Encore sonnée par ma découverte, je retournai dans le bureau de Neera d’un pas rapide, ignorant cette impression inquiétante d’être observée. J’ouvris la porte un peu brusquement et constatai que la salle était toujours vide. Le cœur chamboulé, je refermai derrière moi, taisant du même coup le brouhaha ambiant du Centre du Parc. Je me retrouvai ainsi dans la petite pièce silencieuse avec moi-même. La brûlure le long de ma nuque disparut tout aussitôt. Ce fut un soulagement et j’exhalai bruyamment le souffle que j’avais retenu par la même occasion.
Je m’avachis sur le fauteuil en cuir du bureau, les bras ballants. Mes doigts en effleuraient presque le sol. Tant pis si quelqu’un cherchait le chef à cette place, je me l’octroyai. Je refusais de sortir pour courir à droite et à gauche après Ishmail. Il reviendrait bien ici à un moment ou à un autre. Je me remettais lentement de mes émotions, laissant mon regard errer sur le meuble en face de moi, et sur les bibelots qui traînaient dessus. En entendant le cliquetis de la poignée se baisser, je détournai mes yeux du scotch licorne arc-en-ciel pour me concentrer sur le nouvel arrivant.
Les deux sourcils arqués, Ishmail me toisait de toute sa silhouette imposante. Est-ce parce que j’avais vu Ruben juste un tout petit peu plus tôt que je trouvais le contraste entre leurs deux carrures d’autant plus frappant ? Je croisai les bras sur le bureau, ma tête tombant dedans, gardant mes pupilles sur lui et laissant mes cheveux se déverser sur le bois, noyant la licorne sous une masse de boucles. Refermant la porte derrière lui, le nouvel arrivant n’arquait plus qu’un seul de ses sourcils, celui traversé par sa cicatrice devant ma position peu convenable.
— Eh bien Lockwood ? Tu n’as pas l’air d’être dans ton assiette.
J’émis un grognement de contrariété, il n’y avait que lui pour déduire ça à ma manière de me tenir. Je laissai mes bras tomber de nouveau de chaque côté, ma tête toujours échouée sur la table. Heureusement que le clavier de l’ordinateur était posé un chouïa plus loin, sinon, les touches se seraient imprimées sur mon visage.
— Je crois que j’ai trouvé quelque chose, marmonnai-je. Quelque chose de grave.
L’Ebed se rapprocha de moi, et s’accroupit, faisant craquer l’articulation de ses genoux par la même occasion. Ses bras appuyés dessus, sa tête était juste un peu en dessous de la mienne, ses yeux rouges dans les miens.
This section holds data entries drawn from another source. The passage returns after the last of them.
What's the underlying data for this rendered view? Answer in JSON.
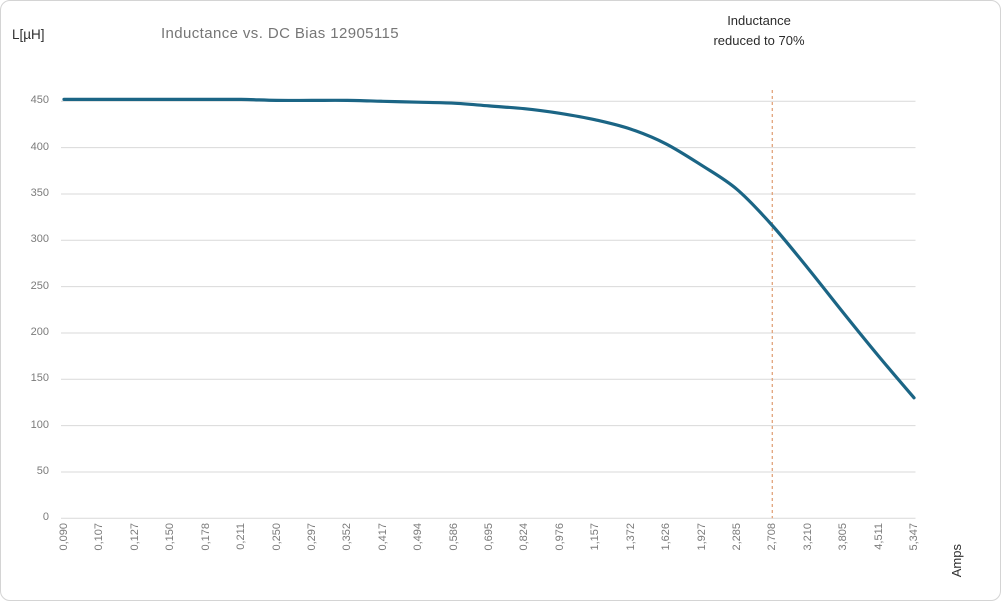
{
  "chart": {
    "title": "Inductance vs. DC Bias 12905115",
    "y_axis_label": "L[µH]",
    "x_axis_label": "Amps",
    "annotation": {
      "line1": "Inductance",
      "line2": "reduced to 70%"
    }
  },
  "chart_data": {
    "type": "line",
    "title": "Inductance vs. DC Bias 12905115",
    "xlabel": "Amps",
    "ylabel": "L[µH]",
    "categories": [
      "0,090",
      "0,107",
      "0,127",
      "0,150",
      "0,178",
      "0,211",
      "0,250",
      "0,297",
      "0,352",
      "0,417",
      "0,494",
      "0,586",
      "0,695",
      "0,824",
      "0,976",
      "1,157",
      "1,372",
      "1,626",
      "1,927",
      "2,285",
      "2,708",
      "3,210",
      "3,805",
      "4,511",
      "5,347"
    ],
    "series": [
      {
        "name": "Inductance",
        "values": [
          452,
          452,
          452,
          452,
          452,
          452,
          451,
          451,
          451,
          450,
          449,
          448,
          445,
          442,
          437,
          430,
          420,
          404,
          381,
          355,
          316,
          270,
          222,
          175,
          130
        ]
      }
    ],
    "ylim": [
      0,
      450
    ],
    "yticks": [
      0,
      50,
      100,
      150,
      200,
      250,
      300,
      350,
      400,
      450
    ],
    "ytick_labels": [
      "0",
      "50",
      "100",
      "150",
      "200",
      "250",
      "300",
      "350",
      "400",
      "450"
    ],
    "grid": "horizontal",
    "legend": "none",
    "annotation": {
      "text": "Inductance reduced to 70%",
      "x_category": "2,708",
      "marker": "dashed-vertical-line"
    },
    "colors": {
      "line": "#1b6585",
      "dashed_line": "#e2a47c",
      "grid": "#d9d9d9",
      "title_text": "#767676",
      "tick_text": "#7b7b7b",
      "dark_text": "#2f2f2f"
    }
  }
}
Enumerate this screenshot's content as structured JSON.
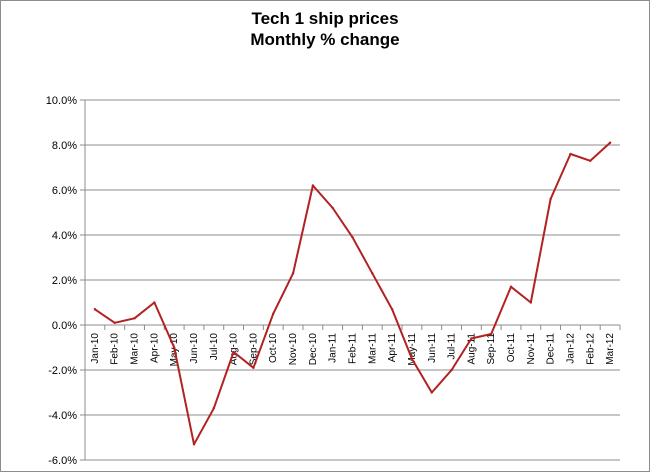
{
  "chart_data": {
    "type": "line",
    "title_line1": "Tech 1 ship prices",
    "title_line2": "Monthly % change",
    "xlabel": "",
    "ylabel": "",
    "ylim": [
      -6.0,
      10.0
    ],
    "ytick_step": 2.0,
    "yticks": [
      "10.0%",
      "8.0%",
      "6.0%",
      "4.0%",
      "2.0%",
      "0.0%",
      "-2.0%",
      "-4.0%",
      "-6.0%"
    ],
    "grid": "horizontal",
    "legend": "none",
    "line_color": "#b22222",
    "categories": [
      "Jan-10",
      "Feb-10",
      "Mar-10",
      "Apr-10",
      "May-10",
      "Jun-10",
      "Jul-10",
      "Aug-10",
      "Sep-10",
      "Oct-10",
      "Nov-10",
      "Dec-10",
      "Jan-11",
      "Feb-11",
      "Mar-11",
      "Apr-11",
      "May-11",
      "Jun-11",
      "Jul-11",
      "Aug-11",
      "Sep-11",
      "Oct-11",
      "Nov-11",
      "Dec-11",
      "Jan-12",
      "Feb-12",
      "Mar-12"
    ],
    "series": [
      {
        "values": [
          0.7,
          0.1,
          0.3,
          1.0,
          -1.0,
          -5.3,
          -3.7,
          -1.2,
          -1.9,
          0.5,
          2.3,
          6.2,
          5.2,
          3.9,
          2.3,
          0.7,
          -1.5,
          -3.0,
          -2.0,
          -0.6,
          -0.4,
          1.7,
          1.0,
          5.6,
          7.6,
          7.3,
          8.1
        ]
      }
    ]
  }
}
C’était un tableau incongru, à l’image de notre relation.
— Dans les papiers de Sara ? me demanda-t-il doucement.
Je secouai légèrement mes boucles, autant que ma position me le permettait.
— Non, dans la salle d’exposition, murmurai-je si bas que c’en était à peine audible, même pour l’ouïe sensible des Ebeds.
Et je baissai encore d’un ton, fermant les yeux, essayant de ne pas imaginer les horreurs qui avaient précédé ma découverte. L’acte qui avait mis fin à la vie de Sara.
— Cela sentait le sang. Je crois que c’est l’arme du crime.
De le dire, cela rendait la scène d'autant plus réelle, plus vraisemblable.
— Mais il faut confirmer, poursuivis-je. C’est toi qui es meilleur pote avec Duchesne et la légiste.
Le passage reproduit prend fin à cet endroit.